To wrap this up, let's consider how to increment a 4-bit value stored in a flag in the bit positions 128, 64, 32, and 16. The first step is to extract the value so that we can add 1 to it. We just discussed this - we'd shift the value and mask it out of the rest of the bits, with code such as the following:
Value := ( Flags shr 4 ) and 15 ;
We then increment the value:
Value := Value + 1 ;
Now we have to put the value back. It is a little more complicated than just shifting an oring the new bits in. If we did that, then the previous value would be ored with the new bits which will make the stored value wrong (unless it was previously 0). Consider if the previous value was decimal 1 (binary 0001). Incrementing that to 2 (binary 0010) and then oring the two together would give us 3 (binary 0011), which isn't the value we want to store. Therefore, we have to reset all the bits in the field first. This is done with an and operation. We want to and with all the bits that are not in that field. Here, we will use a hexadecimal value because it is easier than adding together the bits in question for the and operation. Hexadecimal F is all 4 bits set (and 0 is four bits clear). Thus, our masking operation would be:
Flags := Flags and not \$F0 ;
Now that the bit field is clear, we can shift the new value's bits into position and or them back into the flags:
Flags := Flags or ( Value shl 4 ) ;
And if we wanted to do it all in a single expressiong:
Flags := Flags and ( not \$F0 ) or ( ( ( ( Flags shr 4 ) and 15 ) + 1 ) shl 4 ) ;

You may ask, why don't we simply and with \$0F instead of "not \$F0"? For several reasons. First, this would only work if we were dealing with a single byte. If we are performing an operation on a 32-bit variable, then "and \$0F" would also clear all bits above the first eight, in addition to the four bits that we want to clear. We could use "and \$FFFFFF0F", but what if the value is 64-bits or, even worse, if we change the variable size in the future? As part of defensive programming, we'd like to code things so that there are no assumptions about the size of the data.
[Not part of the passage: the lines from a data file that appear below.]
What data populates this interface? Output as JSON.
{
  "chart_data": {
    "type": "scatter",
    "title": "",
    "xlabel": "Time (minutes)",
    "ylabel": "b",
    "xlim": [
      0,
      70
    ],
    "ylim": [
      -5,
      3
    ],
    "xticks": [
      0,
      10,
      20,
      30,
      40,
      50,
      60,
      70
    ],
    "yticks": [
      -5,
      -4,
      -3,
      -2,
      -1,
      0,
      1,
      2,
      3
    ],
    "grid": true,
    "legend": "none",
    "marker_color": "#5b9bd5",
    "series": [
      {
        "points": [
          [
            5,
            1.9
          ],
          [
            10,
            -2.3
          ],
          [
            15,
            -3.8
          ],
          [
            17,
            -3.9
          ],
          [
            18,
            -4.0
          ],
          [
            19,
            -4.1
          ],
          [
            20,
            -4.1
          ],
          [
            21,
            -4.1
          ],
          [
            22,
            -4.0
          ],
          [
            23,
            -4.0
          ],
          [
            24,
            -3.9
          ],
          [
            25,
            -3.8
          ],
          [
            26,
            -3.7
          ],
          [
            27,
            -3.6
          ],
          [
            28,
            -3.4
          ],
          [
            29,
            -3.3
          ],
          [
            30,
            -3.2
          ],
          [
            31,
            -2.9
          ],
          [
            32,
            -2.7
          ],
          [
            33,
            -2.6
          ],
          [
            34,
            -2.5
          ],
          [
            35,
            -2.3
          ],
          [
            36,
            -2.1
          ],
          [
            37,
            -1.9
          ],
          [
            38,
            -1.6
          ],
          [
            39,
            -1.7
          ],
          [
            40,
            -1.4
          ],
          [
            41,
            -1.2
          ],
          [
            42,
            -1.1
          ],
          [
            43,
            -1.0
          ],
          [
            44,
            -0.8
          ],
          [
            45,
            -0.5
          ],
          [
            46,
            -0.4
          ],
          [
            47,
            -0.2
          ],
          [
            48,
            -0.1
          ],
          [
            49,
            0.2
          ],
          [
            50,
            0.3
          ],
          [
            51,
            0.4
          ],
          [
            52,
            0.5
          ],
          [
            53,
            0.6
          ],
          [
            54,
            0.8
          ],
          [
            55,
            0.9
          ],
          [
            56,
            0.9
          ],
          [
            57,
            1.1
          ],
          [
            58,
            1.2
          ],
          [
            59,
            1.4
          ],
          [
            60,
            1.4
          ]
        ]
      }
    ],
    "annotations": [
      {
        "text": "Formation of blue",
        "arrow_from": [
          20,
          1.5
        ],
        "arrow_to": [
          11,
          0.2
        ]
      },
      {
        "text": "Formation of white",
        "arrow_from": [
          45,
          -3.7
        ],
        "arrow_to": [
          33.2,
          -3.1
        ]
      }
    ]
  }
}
Even if we could be sure that a 64-bit value remains that size, specifying \$FFFFFFFFFFFFFF0F is more subject to errors. Consider if you mistakenly left out one F. In such a case, you'd also clear the most significant four of the 64-bits. When dealing with such a long hexadecimal constant - especially with repeating values - it is very easy to make mistakes such as this. So, a construct such as "and not" is not only a shortcut way of specifying it - it is also safer.